Antikorruption: Justizbehörden streben erweiterte Vermögensabschöpfung an
Bis vor kurzem endeten die Strafverfahren in Rumänien, und vor allem die großen Korruptionsprozesse, mit einer Verurteilung die als ausreichend angesehen wurde. Jetzt nehmen sich die Justizbehörden vermehrt zusäztliche Maßnahmen vor.
Florentin Căpitănescu, 21.10.2016, 18:49
In den letzten Jahren war die Antikorruptionsbehörde (DNA) die Speerspitze im Kampf gegen die in der rumänischen Verwaltung tief verwurzelte Korruption. Ihr gelang es den im Postkommunismus verlorenen Boden wieder gutzumachen. Und dabei geht es nicht nur um Imageverluste.
Die DNA hat unzählige Strafverfahren mit der Verhängung von Haftstrafen abgeschlossen – dabei kam die Gewissheit auf, dass niemand, unabhängig von der Bekanntheit, dem besetzten Amt, der politischen Couleur oder des Einflussbereichs über dem Gesetz steht. Oder doch?
Die vergangenen Jahre haben auch gezeigt, dass das Justizsystem nicht über die notwendigen Hebel verfügt, um den infolge der Straftaten entstandenen Schaden zu beheben. Und eben das würde für alle Beobachter, für Sachverständige und Durchschnittsbürger zugleich, das wahre Nachspiel des Justizaktes darstellen. Darüber sprach auch Rumäniens parteiloser Ministerpräsident Dacian Cioloş bei der Eröffnung der 6. Pan-Europäischen Konferenz der Europäischen Vermögensabschöpfungsstellen. Die Konferenz wurde von der Europäischen Kommission in Zusammenarbeit mit dem rumänischen Justizministerium organisiert.
Ein Justizakt sei unvollständig solange die illegal erlangten Vermögensgegenstände nicht verfallen, behauptete Cioloş. Der Regierungschef versicherte zudem, dass die neu gegründete Landesagentur für die Verwaltung sichergestellter Vermögensgegenstände bis zum Jahresende funktionsfähig sein werde.

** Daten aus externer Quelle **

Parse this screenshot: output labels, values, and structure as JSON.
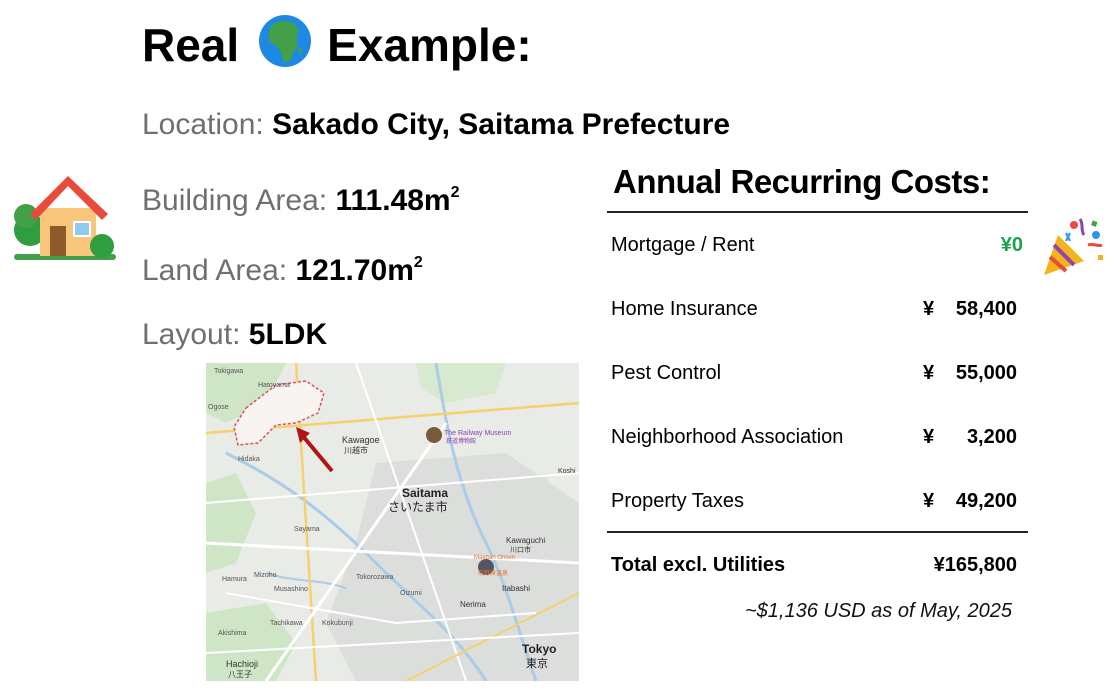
{
  "title": {
    "left": "Real",
    "right": "Example:"
  },
  "icons": {
    "title_icon": "globe-africa-icon",
    "house": "house-with-garden-icon",
    "party": "party-popper-icon"
  },
  "property": {
    "location": {
      "label": "Location:",
      "value": "Sakado City, Saitama Prefecture"
    },
    "building_area": {
      "label": "Building Area:",
      "value": "111.48m",
      "unit_sup": "2"
    },
    "land_area": {
      "label": "Land Area:",
      "value": "121.70m",
      "unit_sup": "2"
    },
    "layout": {
      "label": "Layout:",
      "value": "5LDK"
    }
  },
  "map": {
    "labels": {
      "tokigawa": "Tokigawa",
      "hatoyama": "Hatoyama",
      "ogose": "Ogose",
      "kawagoe": "Kawagoe",
      "kawagoe_jp": "川越市",
      "railway_museum": "The Railway Museum",
      "railway_museum_jp": "鉄道博物館",
      "hidaka": "Hidaka",
      "saitama": "Saitama",
      "saitama_jp": "さいたま市",
      "kawaguchi": "Kawaguchi",
      "kawaguchi_jp": "川口市",
      "koshi": "Koshi",
      "sayama": "Sayama",
      "musashino": "Musashino",
      "tokorozawa": "Tokorozawa",
      "oizumi": "Oizumi",
      "nerima": "Nerima",
      "itabashi": "Itabashi",
      "tokyo": "Tokyo",
      "tokyo_jp": "東京",
      "hachioji": "Hachioji",
      "hachioji_jp": "八王子",
      "hamura": "Hamura",
      "mizuho": "Mizuho",
      "akishima": "Akishima",
      "tachikawa": "Tachikawa",
      "kokubunji": "Kokubunji",
      "onsen": "Maebari Onsen",
      "onsen_jp": "前野原温泉"
    }
  },
  "costs": {
    "title": "Annual Recurring Costs:",
    "rows": [
      {
        "name": "Mortgage / Rent",
        "amount": "¥0"
      },
      {
        "name": "Home Insurance",
        "yen": "¥",
        "amount": "58,400"
      },
      {
        "name": "Pest Control",
        "yen": "¥",
        "amount": "55,000"
      },
      {
        "name": "Neighborhood Association",
        "yen": "¥",
        "amount": "3,200"
      },
      {
        "name": "Property Taxes",
        "yen": "¥",
        "amount": "49,200"
      }
    ],
    "total": {
      "name": "Total excl. Utilities",
      "amount": "¥165,800"
    },
    "note": "~$1,136 USD as of May, 2025"
  },
  "colors": {
    "label_gray": "#6f6f6f",
    "zero_green": "#1aa34a",
    "map_bg": "#e8eae6",
    "arrow_red": "#b01515",
    "city_outline": "#e05050"
  }
}
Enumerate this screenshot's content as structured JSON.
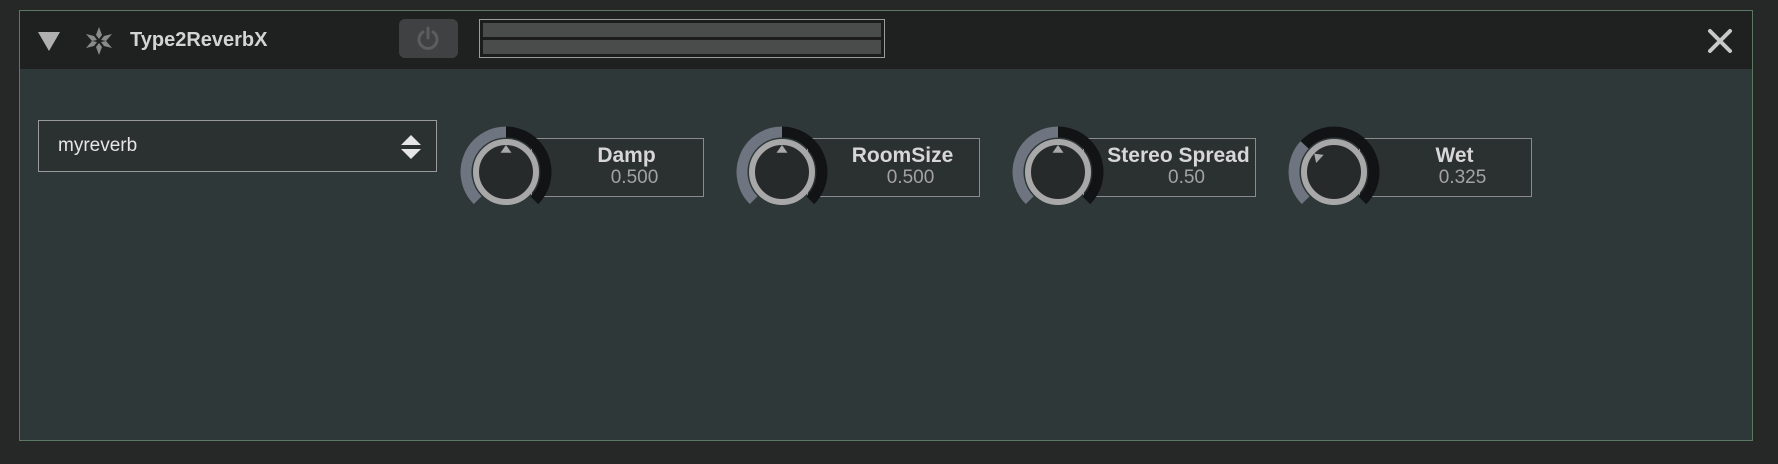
{
  "module": {
    "title": "Type2ReverbX",
    "icons": {
      "collapse": "triangle-down-icon",
      "module": "flake-icon",
      "power": "power-icon",
      "close": "close-icon"
    }
  },
  "preset": {
    "value": "myreverb"
  },
  "params": [
    {
      "label": "Damp",
      "value": "0.500",
      "level": 0.5
    },
    {
      "label": "RoomSize",
      "value": "0.500",
      "level": 0.5
    },
    {
      "label": "Stereo Spread",
      "value": "0.50",
      "level": 0.5
    },
    {
      "label": "Wet",
      "value": "0.325",
      "level": 0.325
    }
  ],
  "colors": {
    "background": "#262828",
    "panel": "#2f3839",
    "border": "#5c7863",
    "knob_arc_fill": "#6e7480",
    "knob_arc_track": "#121314"
  }
}
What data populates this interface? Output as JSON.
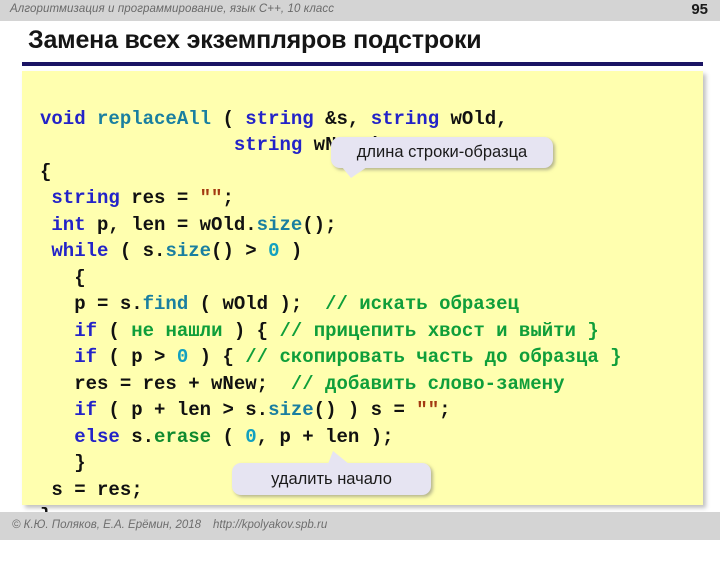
{
  "header": {
    "course_title": "Алгоритмизация и программирование, язык C++, 10 класс",
    "page_number": "95"
  },
  "slide": {
    "title": "Замена всех экземпляров подстроки"
  },
  "code": {
    "language": "C++",
    "lines": [
      {
        "id": "line-1",
        "text": "void replaceAll ( string &s, string wOld,"
      },
      {
        "id": "line-2",
        "text": "                 string wNew )"
      },
      {
        "id": "line-3",
        "text": "{"
      },
      {
        "id": "line-4",
        "text": " string res = \"\";"
      },
      {
        "id": "line-5",
        "text": " int p, len = wOld.size();"
      },
      {
        "id": "line-6",
        "text": " while ( s.size() > 0 )"
      },
      {
        "id": "line-7",
        "text": "   {"
      },
      {
        "id": "line-8",
        "text": "   p = s.find ( wOld );  // искать образец"
      },
      {
        "id": "line-9",
        "text": "   if ( не нашли ) { // прицепить хвост и выйти }"
      },
      {
        "id": "line-10",
        "text": "   if ( p > 0 ) { // скопировать часть до образца }"
      },
      {
        "id": "line-11",
        "text": "   res = res + wNew;  // добавить слово-замену"
      },
      {
        "id": "line-12",
        "text": "   if ( p + len > s.size() ) s = \"\";"
      },
      {
        "id": "line-13",
        "text": "   else s.erase ( 0, p + len );"
      },
      {
        "id": "line-14",
        "text": "   }"
      },
      {
        "id": "line-15",
        "text": " s = res;"
      },
      {
        "id": "line-16",
        "text": "}"
      }
    ]
  },
  "callouts": [
    {
      "id": "pattern-length",
      "text": "длина строки-образца"
    },
    {
      "id": "remove-start",
      "text": "удалить начало"
    }
  ],
  "footer": {
    "copyright": "© К.Ю. Поляков, Е.А. Ерёмин, 2018",
    "url": "http://kpolyakov.spb.ru"
  },
  "colors": {
    "header_band": "#d4d4d4",
    "title_rule": "#1b1464",
    "code_background": "#ffffaf",
    "keyword": "#2323c8",
    "function": "#1a7fa0",
    "number": "#12a0c0",
    "comment": "#0f9e3a",
    "string_literal": "#a33a12",
    "callout_background": "#e6e4f2"
  }
}
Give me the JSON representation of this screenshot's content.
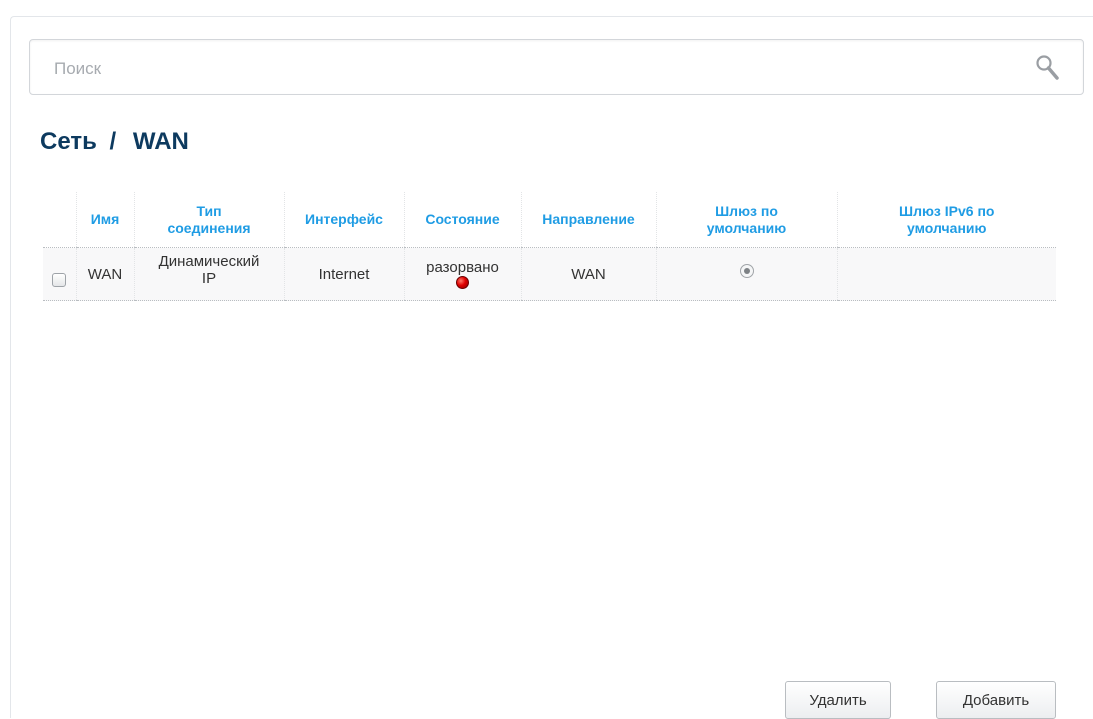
{
  "search": {
    "placeholder": "Поиск"
  },
  "page": {
    "section": "Сеть",
    "separator": "/",
    "subsection": "WAN"
  },
  "table": {
    "headers": {
      "name": "Имя",
      "type_line1": "Тип",
      "type_line2": "соединения",
      "interface": "Интерфейс",
      "state": "Состояние",
      "direction": "Направление",
      "gateway_line1": "Шлюз по",
      "gateway_line2": "умолчанию",
      "gateway6_line1": "Шлюз IPv6 по",
      "gateway6_line2": "умолчанию"
    },
    "rows": [
      {
        "checked": false,
        "name": "WAN",
        "type_line1": "Динамический",
        "type_line2": "IP",
        "interface": "Internet",
        "state": "разорвано",
        "state_color": "#e00000",
        "direction": "WAN",
        "default_gateway": true,
        "default_gateway_ipv6": ""
      }
    ]
  },
  "buttons": {
    "delete": "Удалить",
    "add": "Добавить"
  },
  "colors": {
    "header_text": "#1f9ce4",
    "title": "#0d3a5f",
    "status_disconnected": "#e00000"
  }
}
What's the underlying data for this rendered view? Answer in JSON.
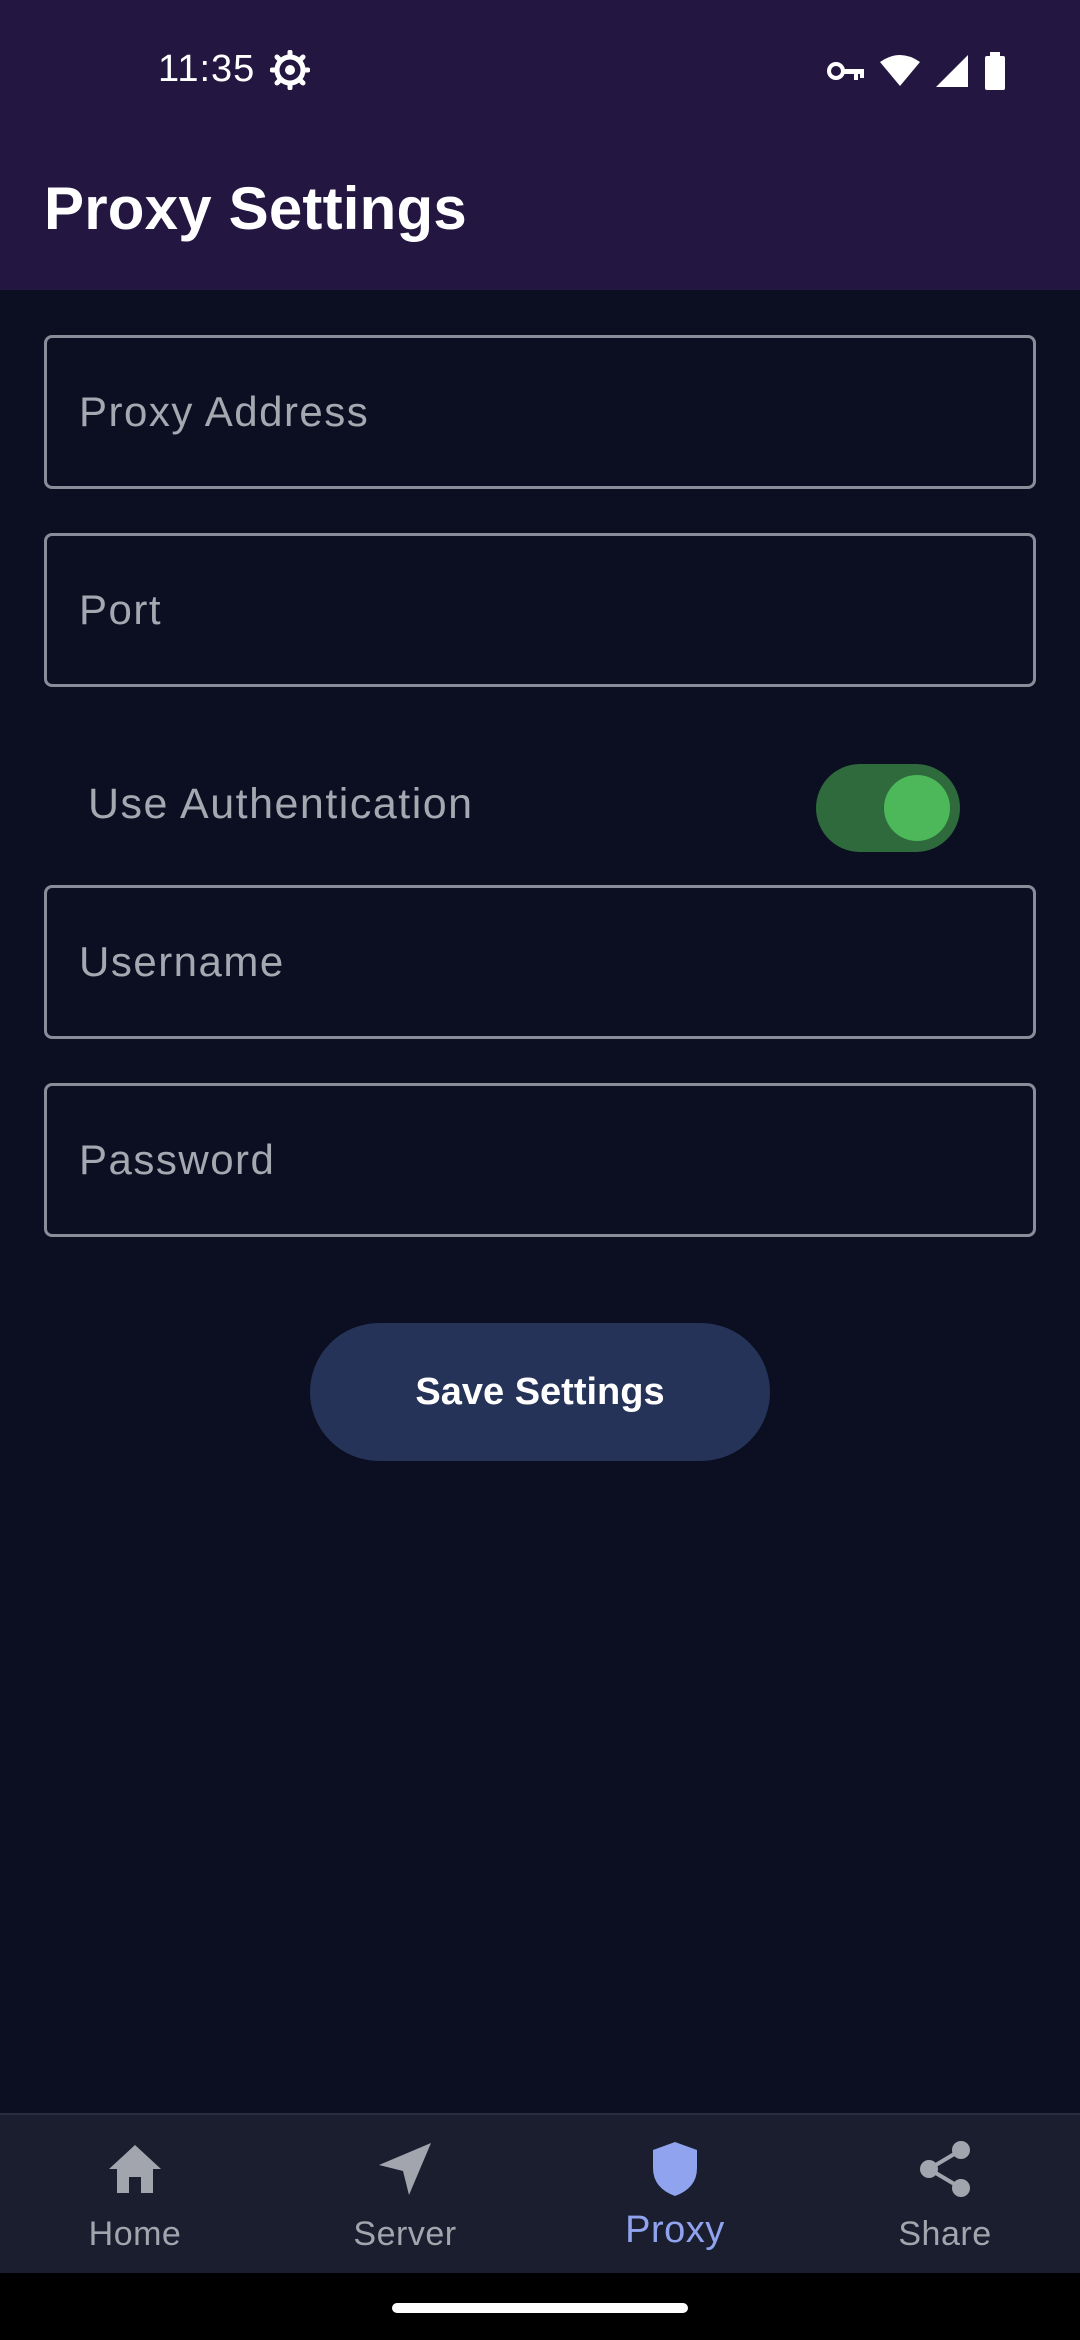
{
  "status_bar": {
    "time": "11:35",
    "icons": [
      "settings-gear-icon",
      "vpn-key-icon",
      "wifi-icon",
      "cellular-signal-icon",
      "battery-icon"
    ]
  },
  "app_bar": {
    "title": "Proxy Settings"
  },
  "form": {
    "proxy_address": {
      "placeholder": "Proxy Address",
      "value": ""
    },
    "port": {
      "placeholder": "Port",
      "value": ""
    },
    "use_authentication": {
      "label": "Use Authentication",
      "enabled": true
    },
    "username": {
      "placeholder": "Username",
      "value": ""
    },
    "password": {
      "placeholder": "Password",
      "value": ""
    },
    "save_label": "Save Settings"
  },
  "bottom_nav": {
    "items": [
      {
        "label": "Home",
        "icon": "home-icon",
        "active": false
      },
      {
        "label": "Server",
        "icon": "navigation-arrow-icon",
        "active": false
      },
      {
        "label": "Proxy",
        "icon": "shield-icon",
        "active": true
      },
      {
        "label": "Share",
        "icon": "share-icon",
        "active": false
      }
    ]
  },
  "colors": {
    "header_bg": "#231640",
    "page_bg": "#0b0f21",
    "toggle_track": "#2f6a3c",
    "toggle_knob": "#4cb85a",
    "button_bg": "#253358",
    "nav_active": "#8fa3ee"
  }
}
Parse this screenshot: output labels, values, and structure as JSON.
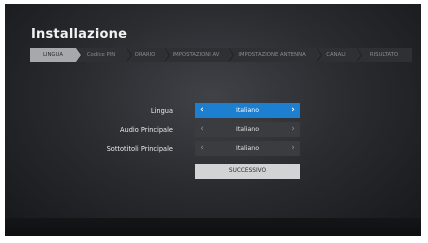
{
  "header": {
    "title": "Installazione"
  },
  "steps": [
    {
      "label": "LINGUA",
      "active": true
    },
    {
      "label": "Codice PIN",
      "active": false
    },
    {
      "label": "ORARIO",
      "active": false
    },
    {
      "label": "IMPOSTAZIONI AV",
      "active": false
    },
    {
      "label": "IMPOSTAZIONE ANTENNA",
      "active": false
    },
    {
      "label": "CANALI",
      "active": false
    },
    {
      "label": "RISULTATO",
      "active": false
    }
  ],
  "settings": {
    "language": {
      "label": "Lingua",
      "value": "Italiano",
      "prev_icon": "chevron-left-icon",
      "next_icon": "chevron-right-icon"
    },
    "audio": {
      "label": "Audio Principale",
      "value": "Italiano",
      "prev_icon": "chevron-left-icon",
      "next_icon": "chevron-right-icon"
    },
    "subtitles": {
      "label": "Sottotitoli Principale",
      "value": "Italiano",
      "prev_icon": "chevron-left-icon",
      "next_icon": "chevron-right-icon"
    }
  },
  "next_button": {
    "label": "SUCCESSIVO"
  },
  "colors": {
    "focus_accent": "#1c7fd0",
    "active_step": "#a7a8aa",
    "button_background": "#d2d3d5"
  }
}
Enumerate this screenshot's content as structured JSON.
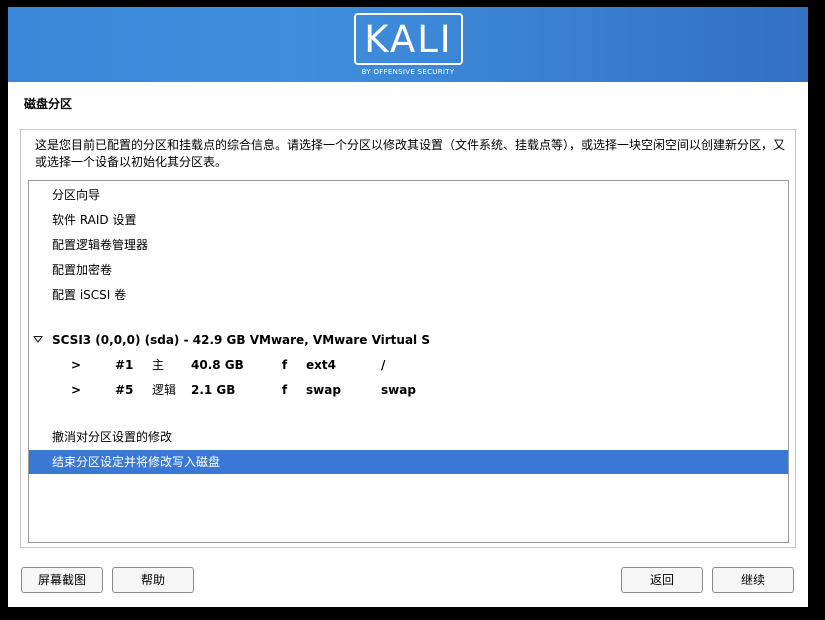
{
  "banner": {
    "logo_text": "KALI",
    "logo_subtitle": "BY OFFENSIVE SECURITY",
    "gradient_colors": [
      "#3a86d8",
      "#3170c2"
    ]
  },
  "page": {
    "title": "磁盘分区",
    "description": "这是您目前已配置的分区和挂载点的综合信息。请选择一个分区以修改其设置（文件系统、挂载点等），或选择一块空闲空间以创建新分区，又或选择一个设备以初始化其分区表。"
  },
  "menu_items": [
    {
      "label": "分区向导"
    },
    {
      "label": "软件 RAID 设置"
    },
    {
      "label": "配置逻辑卷管理器"
    },
    {
      "label": "配置加密卷"
    },
    {
      "label": "配置 iSCSI 卷"
    }
  ],
  "disk": {
    "label": "SCSI3 (0,0,0) (sda) - 42.9 GB VMware, VMware Virtual S",
    "partitions": [
      {
        "arrow": ">",
        "number": "#1",
        "type": "主",
        "size": "40.8 GB",
        "flag": "f",
        "filesystem": "ext4",
        "mount": "/"
      },
      {
        "arrow": ">",
        "number": "#5",
        "type": "逻辑",
        "size": "2.1 GB",
        "flag": "f",
        "filesystem": "swap",
        "mount": "swap"
      }
    ]
  },
  "actions": [
    {
      "label": "撤消对分区设置的修改"
    },
    {
      "label": "结束分区设定并将修改写入磁盘",
      "selected": true
    }
  ],
  "buttons": {
    "screenshot": "屏幕截图",
    "help": "帮助",
    "back": "返回",
    "continue": "继续"
  },
  "colors": {
    "selection": "#3a78d6",
    "selection_text": "#ffffff"
  }
}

Auf die Geldsummen angesprochen, die abgeschöpft werden müssen, antwortete er:
Es ist die Rede von Geldsummen oder Vermögensgegenständen im Wert von über einer halben Milliarde Euro, die an den rumänischen Staat verfallen müssen. Wir haben beschlossen, dass die von der Landesagentur abgeschöpften Ressourcen in die Bildung, die Gesundheit und soziale Projekte fließen.
Im Rahmen der Konferenz europäischer Vermögensabschöpfungsstellen lobte Rumäniens Justizministerin Raluca Prună das aktuelle Justizsystem in hohen Tönen. Die Justiz sei heute reif, stabil und unabhängig, sagte die Ministerin und verwies auf die niedrige Quote der Freisprüche in Strafverfahren. Die aktuelle Zahl von 10% befände sich weit unter dem europäischen Schnitt, so Prună. Sie sprach abschließend auch andere Aspekte des Justizsystems an.
Für die Öffentlichkeit ist es heute keine Überraschung mehr, wenn sie erfährt, dass ein hoher Amtsträger, ein Minister oder Abgeordneter angeklagt und verurteilt wird. Die Fälle von organisierter Kriminalität, Steuerhinterziehung oder Geldwäsche enden nicht nur mit Verurteilungen sondern auch mit erheblichen Verfall-Maßnahmen.
Die konkrete Vermögensabschöpfung sei die nächste Aufgabe, die die Justizbehörden erfüllen müssten, erklärte Ministerpräsident Cioloş noch. Schließlich könne man in Rumänien die lukrative Unehrlichkeit als Arbeits- und Lebensweise nicht tolerieren“.